Gold investors often question whether or not the government could seize their precious metals. Since we no longer follow a gold standard system, it would likely be very challenging for any authorities to seize bullion today.
However, there are strategies you can employ to protect against potential confiscations – this article will discuss several of them.
Diversify Your Holdings
Diversifying your gold investments across bullion coins, bars, ETFs and collectibles may provide some protection from government confiscation – for instance pre-1933 coins with collectible value may provide some protection.
There have been instances in the past when governments confiscated private property without due process, typically as an emergency measure due to economic or political crisis. Today however, most countries have signed international agreements which recognize and respect free capital movement so it would be nearly impossible for any government to confiscate gold from its citizens.
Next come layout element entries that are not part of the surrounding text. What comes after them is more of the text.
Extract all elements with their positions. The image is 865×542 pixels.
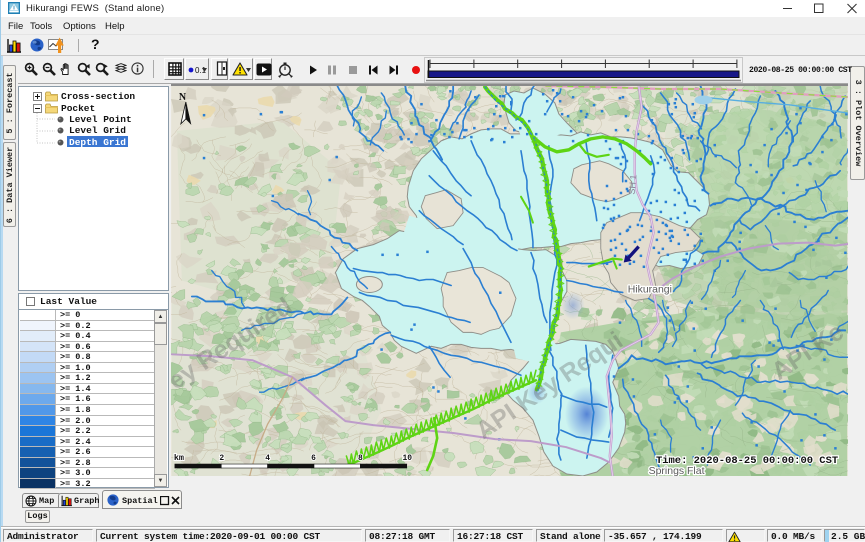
svg-text:Time: 2020-08-25 00:00:00 CST: Time: 2020-08-25 00:00:00 CST (656, 455, 838, 467)
svg-text:Hikurangi: Hikurangi (628, 284, 672, 295)
svg-text:2: 2 (219, 454, 224, 463)
svg-text:10: 10 (402, 454, 412, 463)
svg-text:6: 6 (311, 454, 316, 463)
svg-text:8: 8 (358, 454, 363, 463)
svg-text:Springs Flat: Springs Flat (649, 466, 705, 476)
svg-text:N: N (179, 92, 187, 103)
svg-text:km: km (174, 453, 184, 463)
svg-text:SH 1: SH 1 (627, 174, 639, 195)
svg-text:4: 4 (265, 454, 270, 463)
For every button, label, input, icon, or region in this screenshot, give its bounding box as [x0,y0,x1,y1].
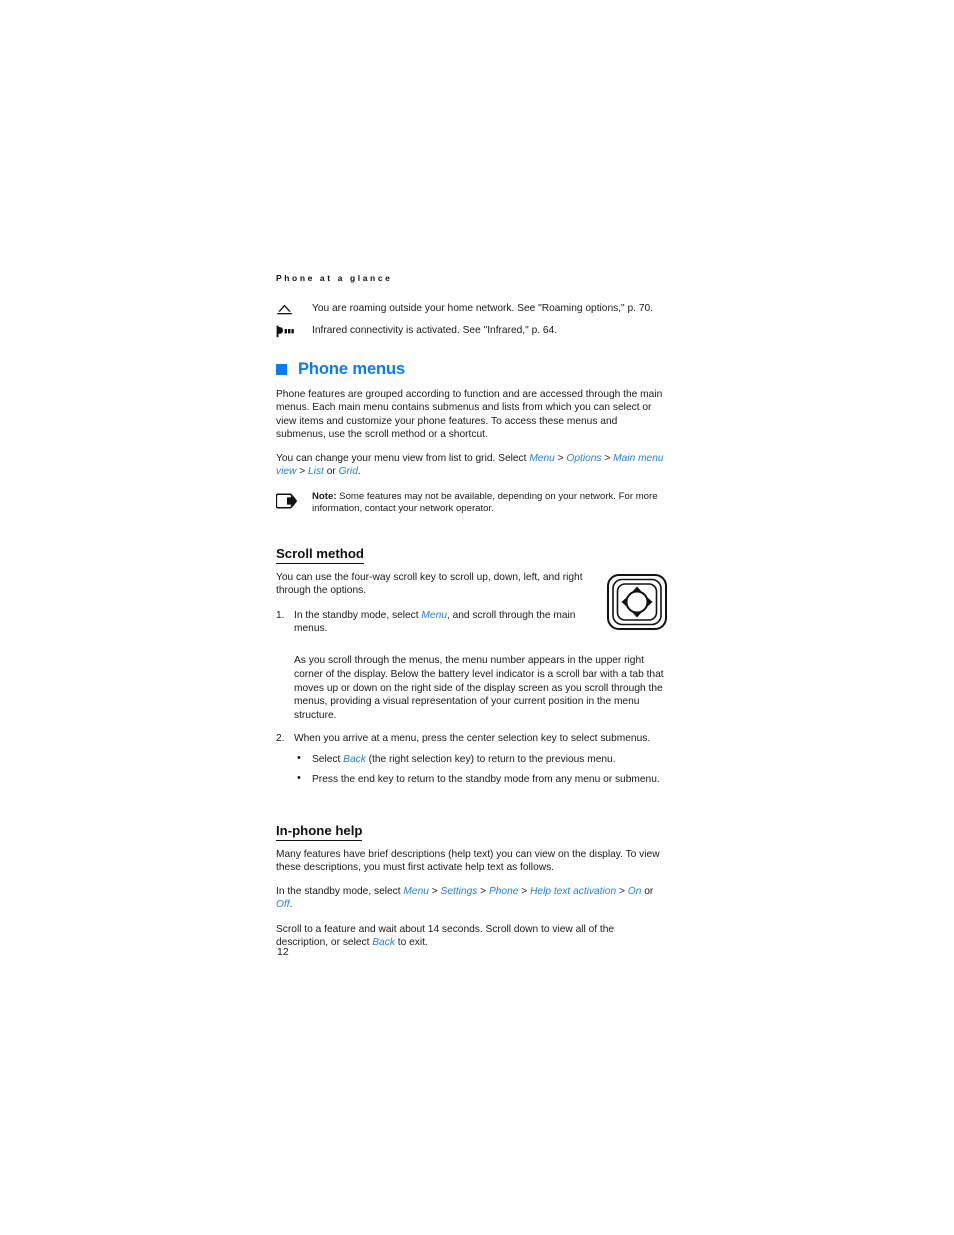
menu-view-paragraph: You can change your menu view from list … [276,452,668,479]
path-separator: > [428,886,441,898]
menu-link-options[interactable]: Options [566,453,601,464]
list-item: 2. When you arrive at a menu, press the c… [276,732,668,786]
menu-link-help-text-activation[interactable]: Help text activation [530,886,616,897]
list-item: Press the end key to return to the stand… [294,772,668,786]
menu-link-settings[interactable]: Settings [441,886,478,897]
scroll-method-step1-detail: As you scroll through the menus, the men… [294,655,664,721]
path-separator: > [477,886,489,898]
menu-link-list[interactable]: List [308,466,324,477]
para3-text-after: to exit. [394,937,428,949]
path-separator: > [518,886,531,898]
bullet-text: Press the end key to return to the stand… [312,774,660,786]
menu-link-back[interactable]: Back [343,754,366,765]
path-period: . [289,899,293,911]
note-text: Note: Some features may not be available… [306,491,668,516]
glance-item-text: Infrared connectivity is activated. See … [312,325,558,336]
subheading-scroll-method: Scroll method [276,546,364,564]
subheading-wrap-in-phone-help: In-phone help [276,807,668,848]
path-separator: > [601,453,614,465]
list-item: Select Back (the right selection key) to… [294,752,668,766]
scroll-method-body: You can use the four-way scroll key to s… [276,571,668,644]
scroll-method-bullets: Select Back (the right selection key) to… [294,752,668,787]
menu-link-on[interactable]: On [628,886,642,897]
in-phone-help-para3: Scroll to a feature and wait about 14 se… [276,923,668,950]
note-label: Note: [312,490,337,502]
step-text-before: In the standby mode, select [294,609,422,621]
bullet-text-before: Select [312,753,344,765]
path-separator: > [296,466,309,478]
list-item: 1. In the standby mode, select Menu, and … [276,609,668,636]
step-number: 1. [276,609,285,621]
page-number: 12 [277,946,289,958]
roaming-triangle-icon [276,302,306,316]
menu-link-back[interactable]: Back [372,937,395,948]
path-intro-text: In the standby mode, select [276,886,404,898]
note-body: Some features may not be available, depe… [312,490,658,515]
in-phone-help-path-paragraph: In the standby mode, select Menu > Setti… [276,885,668,912]
note-arrow-icon [275,491,306,516]
section-bullet-square-icon [276,364,287,375]
step-text: When you arrive at a menu, press the cen… [294,733,651,745]
menu-link-grid[interactable]: Grid [339,466,358,477]
page-content: Phone at a glance You are roaming outsid… [275,272,668,960]
subheading-wrap-scroll-method: Scroll method [276,530,668,571]
para3-text-before: Scroll to a feature and wait about 14 se… [276,923,615,949]
scroll-method-steps-continued: 2. When you arrive at a menu, press the c… [276,732,668,786]
path-separator: or [641,886,654,898]
subheading-in-phone-help: In-phone help [276,823,363,841]
infrared-icon [276,324,306,338]
menu-link-phone[interactable]: Phone [489,886,518,897]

Many people worry that their governments could confiscate gold, particularly after seeing what has happened in other countries over time. However, experts agree it’s unlikely anything similar will happen anytime soon and there are better methods available than simply hiding your assets under your mattress to safeguard your assets and protect their value.
Don’t Keep It in Your Bank Account
Though confiscation is certainly possible, it should not be seen as likely. First of all, few major countries rely on gold anymore (though some still do). Second, the banking system today is more interconnected than in 1933, making it harder for governments to seize funds or gold.
Thirdly, since Roosevelt’s purge of gold hoarders in 1933, political conditions have evolved considerably. People today tend to feel more secure that their property rights are being safeguarded by laws and courts; finally, gold trades openly worldwide so for any government action to seize assets owned by foreign individuals they would need to reinstate the 1933 executive order which had been repealed four decades earlier.
People concerned about confiscation should purchase gold bullion coins instead of bars as these items are easier to manage and sell on secondary markets. They also tend to offer greater returns during an economic crisis, making them an even better investment strategy.
Don’t Store It in Your Home
Gold distributors frequently allege that confiscating private citizens’ gold is an imminent risk; however, this is simply untrue and the last time this occurred was during 1933 during the period when government officials required that a certain percentage of printed currency must be backed by physical gold reserves.
At this point, confiscating gold bars would serve no useful purpose since governments don’t control its price, and bullion can freely trade on global markets. Furthermore, currency no longer needs backing with gold from the Federal Reserve and any attempt at confiscation would likely create substantial political and social upheaval.
Establishing legal structures such as trusts or corporations can provide additional asset protection by placing some distance between you and your assets. When creating these types of structures, it’s crucial that they are done under the guidance of an experienced professional.
Don’t Store It in Your Vehicle
Though gold confiscation cannot be entirely discounted today compared to 1933, this threat is much less tangible due to U.S. government no longer using bullion as currency and an ever more diversified global gold market that would likely resent any attempts by governments at meddling directly into its market – leading to investor outrage instead of increased gold holdings.
Most countries have signed international agreements protecting their citizens’ right to own and trade precious metals, making it extremely difficult for any government to seize gold from its citizens unless circumstances were truly dire; even then, most would fight back for their freedom to own hard assets such as gold and other forms of tangible capital.